Der Schutzzaun zwischen der A67 und A5, der die Ausbreitung der Afrikanischen Schweinepest verhindern sollte, wird im September wieder abgebaut. Das hat die Kreisverwaltung Darmstadt-Dieburg entschieden. Nach intensiver Beobachtung sowie mehrfachen Drohnenbefliegungen hat sich gezeigt, dass sich südlich des Zaun im Pfungstädter Moor keine Wildschweine mehr aufhalten. Auch tote Tiere wurden dort nicht mehr gefunden.
6 km langer Zaun sollte Ausbreitung der Afrikanischen Schweinpest verhindern
Der Zaun war im Oktober 2024 aufgestellt worden und diente dazu die weitere Ausbreitung der ASP aus dem Süden in Richtung Pfungstadt, Bickenbach und das angrenzende Hessische Ried zu verhindern. Über eine Strecke von rund sechs Kilometern trennte der Zaun das Pfungstädter Moor und die angrenzenden Flächen ab. Durch selbstschließende Durchgänge für Spaziergängerinnen und Spaziergänger sowie speziellen Toren für Landwirtinnen und Landwirte konnte die landwirtschaftliche Nutzung trotz der Einschränkungen weitgehend aufrechterhalten werden.

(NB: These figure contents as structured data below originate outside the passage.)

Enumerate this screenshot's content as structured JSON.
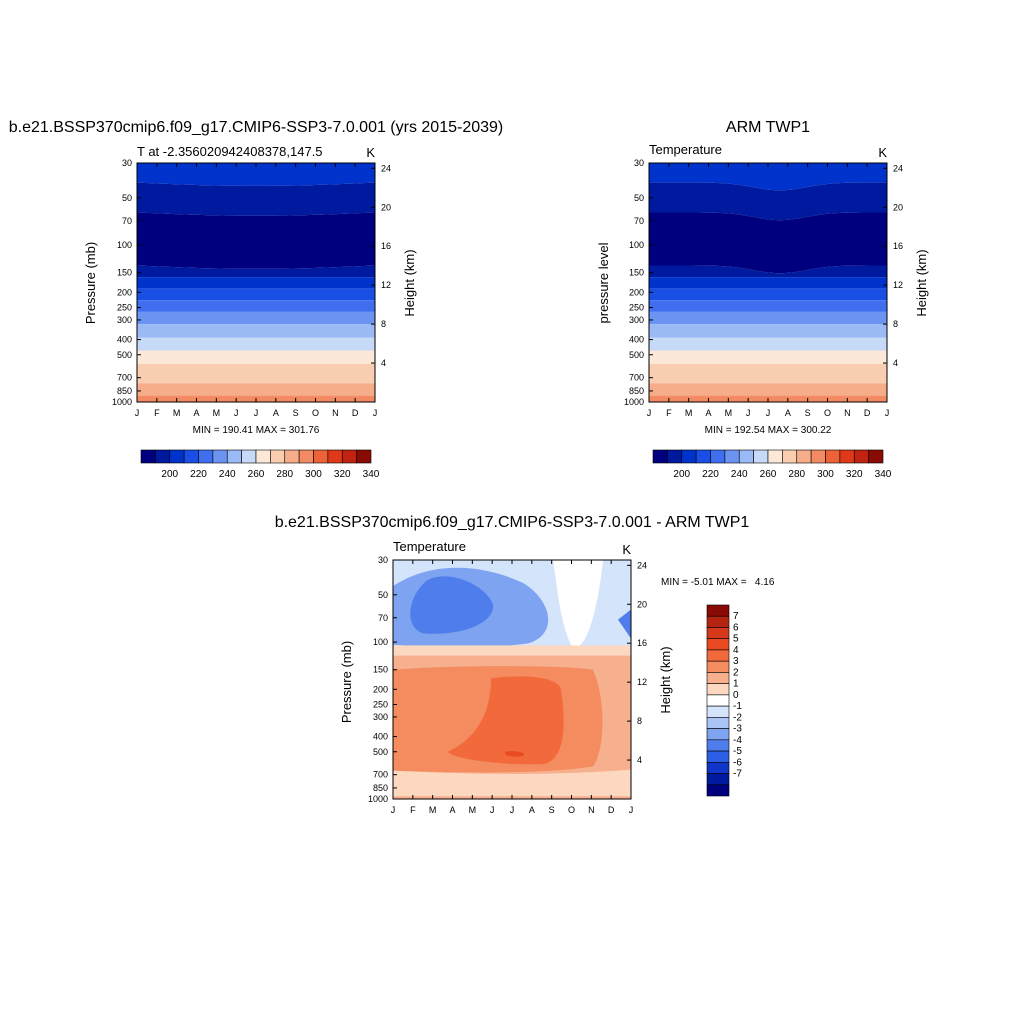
{
  "chart_data": [
    {
      "type": "heatmap",
      "title": "b.e21.BSSP370cmip6.f09_g17.CMIP6-SSP3-7.0.001 (yrs 2015-2039)",
      "subtitle_left": "T at -2.356020942408378,147.5",
      "subtitle_right": "K",
      "ylabel": "Pressure (mb)",
      "ylabel_right": "Height (km)",
      "x_ticks": [
        "J",
        "F",
        "M",
        "A",
        "M",
        "J",
        "J",
        "A",
        "S",
        "O",
        "N",
        "D",
        "J"
      ],
      "y_ticks": [
        "30",
        "50",
        "70",
        "100",
        "150",
        "200",
        "250",
        "300",
        "400",
        "500",
        "700",
        "850",
        "1000"
      ],
      "y_ticks_right": [
        "24",
        "20",
        "16",
        "12",
        "8",
        "4"
      ],
      "stats": "MIN = 190.41 MAX = 301.76",
      "colorbar_labels": [
        "200",
        "220",
        "240",
        "260",
        "280",
        "300",
        "320",
        "340"
      ],
      "colorbar_levels": [
        190,
        200,
        210,
        220,
        230,
        240,
        250,
        260,
        270,
        280,
        290,
        300,
        310,
        320,
        330,
        340,
        350
      ],
      "ylim": [
        30,
        1000
      ],
      "y_scale": "log",
      "values_K_by_level": {
        "30": 222,
        "50": 207,
        "70": 196,
        "100": 194,
        "150": 205,
        "200": 218,
        "250": 229,
        "300": 240,
        "400": 256,
        "500": 268,
        "700": 283,
        "850": 292,
        "1000": 300
      }
    },
    {
      "type": "heatmap",
      "title": "ARM TWP1",
      "subtitle_left": "Temperature",
      "subtitle_right": "K",
      "ylabel": "pressure level",
      "ylabel_right": "Height (km)",
      "x_ticks": [
        "J",
        "F",
        "M",
        "A",
        "M",
        "J",
        "J",
        "A",
        "S",
        "O",
        "N",
        "D",
        "J"
      ],
      "y_ticks": [
        "30",
        "50",
        "70",
        "100",
        "150",
        "200",
        "250",
        "300",
        "400",
        "500",
        "700",
        "850",
        "1000"
      ],
      "y_ticks_right": [
        "24",
        "20",
        "16",
        "12",
        "8",
        "4"
      ],
      "stats": "MIN = 192.54 MAX = 300.22",
      "colorbar_labels": [
        "200",
        "220",
        "240",
        "260",
        "280",
        "300",
        "320",
        "340"
      ],
      "colorbar_levels": [
        190,
        200,
        210,
        220,
        230,
        240,
        250,
        260,
        270,
        280,
        290,
        300,
        310,
        320,
        330,
        340,
        350
      ],
      "ylim": [
        30,
        1000
      ],
      "y_scale": "log"
    },
    {
      "type": "heatmap",
      "title": "b.e21.BSSP370cmip6.f09_g17.CMIP6-SSP3-7.0.001 - ARM TWP1",
      "subtitle_left": "Temperature",
      "subtitle_right": "K",
      "ylabel": "Pressure (mb)",
      "ylabel_right": "Height (km)",
      "x_ticks": [
        "J",
        "F",
        "M",
        "A",
        "M",
        "J",
        "J",
        "A",
        "S",
        "O",
        "N",
        "D",
        "J"
      ],
      "y_ticks": [
        "30",
        "50",
        "70",
        "100",
        "150",
        "200",
        "250",
        "300",
        "400",
        "500",
        "700",
        "850",
        "1000"
      ],
      "y_ticks_right": [
        "24",
        "20",
        "16",
        "12",
        "8",
        "4"
      ],
      "stats": "MIN = -5.01 MAX =   4.16",
      "colorbar_labels": [
        "7",
        "6",
        "5",
        "4",
        "3",
        "2",
        "1",
        "0",
        "-1",
        "-2",
        "-3",
        "-4",
        "-5",
        "-6",
        "-7"
      ],
      "ylim": [
        30,
        1000
      ],
      "y_scale": "log"
    }
  ],
  "colors": {
    "ramp_cool_to_warm": [
      "#00007f",
      "#001a9f",
      "#0033cc",
      "#1a4fe6",
      "#3f6fef",
      "#6b93f2",
      "#9bb9f5",
      "#c6daf8",
      "#fbe8d8",
      "#f8cdb0",
      "#f5ad8a",
      "#f28a63",
      "#ee6237",
      "#e0391a",
      "#c22210",
      "#8a0a05"
    ],
    "diff_scale": [
      "#8a0a05",
      "#b52410",
      "#d6381a",
      "#e94a22",
      "#f26a3c",
      "#f48c60",
      "#f7b08d",
      "#fbd8bf",
      "#ffffff",
      "#d4e4fa",
      "#a9c4f5",
      "#7ea3f0",
      "#4f7eec",
      "#2c5fe6",
      "#1035c8",
      "#001a9f",
      "#00007f"
    ]
  }
}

Abbau des Zauns keine Entwarnung
Trotz des Abbaus des Zauns, wird die Lage weiterhin überwacht. Mithilfe von Drohnenflügen und Fallwildsuche (Suche nach verendeten Tieren) sollen neue Entwicklungen schnell erkannt werden. „Der Abbau ist ein wichtiges Signal: Die intensiven Schutzmaßnahmen wirken“, erklärt der Erste Kreisbeigeordnete Lutz Köhler. Der Abbau gelte hingegen nicht als Entwarnung, dass es die Seuche nicht mehr in Südhessen gibt. Sie bleibe weiterhin eine Gefahr für die Tierbestände.